= Foreign currency convertible bonds =

Bonds issued in currency different from issuer's domestic currency, convertible to equity

Foreign currency convertible bonds (FCCBs) are a special category of bonds that are issued in currencies different from the issuing company's domestic currency. Corporates typically issue FCCBs to raise money in foreign currencies. These bonds retain all features of a convertible bond, making them attractive to both the investors and issuers.

These bonds are typically used issued by multinational corporations with a business scenario of globalisation, where they are constantly dealing in foreign currencies. They are popular in India with companies that are trying to raise funds in other currencies. FCCBs are quasi-debt instruments and tradable on stock exchanges. Investors are typically hedge fund arbitrageurs or foreign nationals.

== Accounting ==
FCCBs appear on the liabilities side of the issuing company's balance sheet.

Under International Financial Reporting Standards (IFRS) provisions, a company must mark-to-market the amount of its outstanding bonds.

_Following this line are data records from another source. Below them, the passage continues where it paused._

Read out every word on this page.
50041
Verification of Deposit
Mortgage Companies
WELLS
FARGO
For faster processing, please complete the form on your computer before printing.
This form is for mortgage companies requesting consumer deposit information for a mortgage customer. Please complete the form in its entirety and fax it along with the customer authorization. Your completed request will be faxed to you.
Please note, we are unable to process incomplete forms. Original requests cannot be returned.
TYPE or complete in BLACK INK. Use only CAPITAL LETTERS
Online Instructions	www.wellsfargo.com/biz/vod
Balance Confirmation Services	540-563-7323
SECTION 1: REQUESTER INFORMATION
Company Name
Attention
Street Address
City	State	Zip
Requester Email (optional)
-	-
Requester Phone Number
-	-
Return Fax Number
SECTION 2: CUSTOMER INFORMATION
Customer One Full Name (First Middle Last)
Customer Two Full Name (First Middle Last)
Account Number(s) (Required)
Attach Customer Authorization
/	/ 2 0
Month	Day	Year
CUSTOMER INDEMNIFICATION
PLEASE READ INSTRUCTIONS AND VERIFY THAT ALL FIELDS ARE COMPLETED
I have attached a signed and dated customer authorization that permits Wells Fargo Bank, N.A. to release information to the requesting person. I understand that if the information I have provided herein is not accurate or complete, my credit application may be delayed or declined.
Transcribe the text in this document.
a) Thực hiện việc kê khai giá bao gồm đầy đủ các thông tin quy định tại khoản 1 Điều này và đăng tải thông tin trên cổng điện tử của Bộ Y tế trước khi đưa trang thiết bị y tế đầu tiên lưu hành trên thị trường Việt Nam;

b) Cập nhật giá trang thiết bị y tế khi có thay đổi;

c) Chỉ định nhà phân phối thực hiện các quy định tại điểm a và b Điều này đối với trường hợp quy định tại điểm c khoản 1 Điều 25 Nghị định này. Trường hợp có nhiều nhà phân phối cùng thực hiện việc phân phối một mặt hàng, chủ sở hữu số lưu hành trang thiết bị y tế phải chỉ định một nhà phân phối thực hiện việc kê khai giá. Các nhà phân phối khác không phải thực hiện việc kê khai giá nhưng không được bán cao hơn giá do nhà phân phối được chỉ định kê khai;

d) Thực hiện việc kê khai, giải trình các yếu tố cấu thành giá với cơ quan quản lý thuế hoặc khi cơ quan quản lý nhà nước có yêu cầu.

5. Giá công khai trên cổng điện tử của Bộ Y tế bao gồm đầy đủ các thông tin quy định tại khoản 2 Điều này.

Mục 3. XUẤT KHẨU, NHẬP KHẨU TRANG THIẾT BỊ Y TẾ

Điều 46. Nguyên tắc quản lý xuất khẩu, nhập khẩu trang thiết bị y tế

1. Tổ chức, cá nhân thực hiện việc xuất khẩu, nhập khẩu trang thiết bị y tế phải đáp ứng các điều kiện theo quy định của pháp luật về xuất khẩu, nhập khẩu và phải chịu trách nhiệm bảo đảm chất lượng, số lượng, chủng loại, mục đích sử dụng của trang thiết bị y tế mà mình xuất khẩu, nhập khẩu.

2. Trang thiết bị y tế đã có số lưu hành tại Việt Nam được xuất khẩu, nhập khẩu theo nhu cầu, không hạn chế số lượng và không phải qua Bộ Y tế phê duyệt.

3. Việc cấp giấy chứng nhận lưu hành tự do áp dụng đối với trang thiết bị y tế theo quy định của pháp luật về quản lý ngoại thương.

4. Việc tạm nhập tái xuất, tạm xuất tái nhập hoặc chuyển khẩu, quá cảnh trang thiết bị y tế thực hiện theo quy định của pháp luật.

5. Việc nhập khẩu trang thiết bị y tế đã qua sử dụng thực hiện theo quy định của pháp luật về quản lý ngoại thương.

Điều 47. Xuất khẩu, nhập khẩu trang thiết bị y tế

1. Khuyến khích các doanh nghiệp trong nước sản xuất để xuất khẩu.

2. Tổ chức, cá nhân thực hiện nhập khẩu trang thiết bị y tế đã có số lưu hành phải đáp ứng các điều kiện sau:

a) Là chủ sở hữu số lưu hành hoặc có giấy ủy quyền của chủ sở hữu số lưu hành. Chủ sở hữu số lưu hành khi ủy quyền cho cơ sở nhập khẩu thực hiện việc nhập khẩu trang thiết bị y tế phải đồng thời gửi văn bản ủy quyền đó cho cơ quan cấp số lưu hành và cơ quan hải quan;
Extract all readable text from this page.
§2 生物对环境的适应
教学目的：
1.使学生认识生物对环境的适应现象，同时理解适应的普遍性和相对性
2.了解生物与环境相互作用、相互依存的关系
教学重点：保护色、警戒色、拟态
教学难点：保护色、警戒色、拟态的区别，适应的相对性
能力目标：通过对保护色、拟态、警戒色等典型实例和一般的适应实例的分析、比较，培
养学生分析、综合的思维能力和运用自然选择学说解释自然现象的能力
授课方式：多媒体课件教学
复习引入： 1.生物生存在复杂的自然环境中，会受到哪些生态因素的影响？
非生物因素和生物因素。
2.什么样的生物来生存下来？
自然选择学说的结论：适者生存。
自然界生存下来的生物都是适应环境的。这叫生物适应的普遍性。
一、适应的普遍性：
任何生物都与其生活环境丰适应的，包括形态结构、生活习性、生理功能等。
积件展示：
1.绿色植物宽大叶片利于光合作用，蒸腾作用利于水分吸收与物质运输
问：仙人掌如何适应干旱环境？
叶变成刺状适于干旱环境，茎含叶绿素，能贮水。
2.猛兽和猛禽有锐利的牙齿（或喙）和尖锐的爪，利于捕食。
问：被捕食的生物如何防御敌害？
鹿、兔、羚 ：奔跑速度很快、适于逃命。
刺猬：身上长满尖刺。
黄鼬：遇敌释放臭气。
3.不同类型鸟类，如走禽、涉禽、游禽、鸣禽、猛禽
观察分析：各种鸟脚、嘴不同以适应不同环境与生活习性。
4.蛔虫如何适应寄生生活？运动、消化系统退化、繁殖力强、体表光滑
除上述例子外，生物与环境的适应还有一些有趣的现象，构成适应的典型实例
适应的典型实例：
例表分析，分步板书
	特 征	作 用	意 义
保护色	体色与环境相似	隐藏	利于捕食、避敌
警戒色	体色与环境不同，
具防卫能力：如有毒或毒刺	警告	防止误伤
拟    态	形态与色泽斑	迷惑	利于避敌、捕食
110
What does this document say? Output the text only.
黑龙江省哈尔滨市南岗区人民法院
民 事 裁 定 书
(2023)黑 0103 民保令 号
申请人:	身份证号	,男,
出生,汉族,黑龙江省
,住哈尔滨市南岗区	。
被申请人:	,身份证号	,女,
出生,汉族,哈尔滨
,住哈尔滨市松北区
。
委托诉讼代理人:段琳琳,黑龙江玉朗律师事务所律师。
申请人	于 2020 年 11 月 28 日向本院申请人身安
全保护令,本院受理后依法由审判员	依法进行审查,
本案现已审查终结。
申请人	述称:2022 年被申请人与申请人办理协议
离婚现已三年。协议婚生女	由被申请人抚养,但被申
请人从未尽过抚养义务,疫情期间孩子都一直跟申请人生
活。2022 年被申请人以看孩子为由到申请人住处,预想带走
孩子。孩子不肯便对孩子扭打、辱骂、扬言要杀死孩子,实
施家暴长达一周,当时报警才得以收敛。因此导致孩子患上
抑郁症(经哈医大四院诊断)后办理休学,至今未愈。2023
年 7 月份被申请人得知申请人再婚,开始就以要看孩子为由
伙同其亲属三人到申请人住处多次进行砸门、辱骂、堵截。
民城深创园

The relevant provisions for FCCB accounting are International Accounting Standards: IAS 39, IAS 32 and IFRS 7.

== Maturity ==
FCCB are issued by a company which can be redeemed either at maturity or at a price assured by the issuer. In case the company fails to reach the assured price, bond issuer is to get it redeemed. The price and the yield on the bond moves on the opposite direction. The higher the yield, lower is the price.

Foreign currency convertible bonds are equity linked debt securities that are to be converted into equity or depository receipts after a specified period. thus a holder of FCCB has the option of either converting it into equity share at a predetermined price or exchange rate, or retaining the bonds.